At the end of the simulation participants filled out evaluations and the information will be compled, then shared with those attending.
As they wait for the feedback, Daley said, the committee is pursuing a number of ideas, such as creating a safe space and things it can do after hours.
“We have some space that has potential, now we just have to figure out what we are doing in this space and how often,” he said.
“So we know we want to start small, we don’t want to fail. So start small and grow it.”
The other plan, Daley noted, is a large community presentation on awareness of the issues in Dauphin.

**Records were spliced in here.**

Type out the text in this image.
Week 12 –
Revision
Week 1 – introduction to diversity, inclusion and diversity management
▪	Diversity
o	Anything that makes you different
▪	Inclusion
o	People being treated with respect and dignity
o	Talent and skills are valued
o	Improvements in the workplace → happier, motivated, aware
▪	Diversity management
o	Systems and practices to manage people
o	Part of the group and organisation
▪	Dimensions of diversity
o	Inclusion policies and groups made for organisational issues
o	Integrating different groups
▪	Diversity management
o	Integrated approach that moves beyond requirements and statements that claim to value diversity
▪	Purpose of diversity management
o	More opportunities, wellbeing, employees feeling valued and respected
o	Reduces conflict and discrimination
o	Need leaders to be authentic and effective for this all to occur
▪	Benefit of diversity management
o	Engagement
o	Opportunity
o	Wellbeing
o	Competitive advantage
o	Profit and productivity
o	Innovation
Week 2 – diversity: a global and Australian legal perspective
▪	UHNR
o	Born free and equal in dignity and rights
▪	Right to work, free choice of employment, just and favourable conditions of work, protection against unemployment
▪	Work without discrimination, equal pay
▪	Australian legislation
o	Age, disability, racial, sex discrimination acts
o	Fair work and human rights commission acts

“Dauphin is still a wonderful place to live, so we’re not selling Chicken Little, the sky is falling. But we need people to understand there’s a lot that’s not happening in Dauphin and it’s going to affect all of us at some point. So it’s just that sort of awareness,” he said, pointing out Echo Housing hopes to open more space before winter and the City is talking about housing developments and affordable housing.
“So everybody is starting to sort of get in the game. This is sort of long term, a lot of it. We want to do some short term and there’s going to be some mentoring, but we have to change, going forward, because what we’ve been doing isn’t working. And we try to make sure we’re not criticizing anyone for doing anything. Everybody’s working hard, it’s just we’re running out of resources, we’re running out of ideas in some cases. We have to change the way we’ve thought for the last 20 years, because it’s different now.”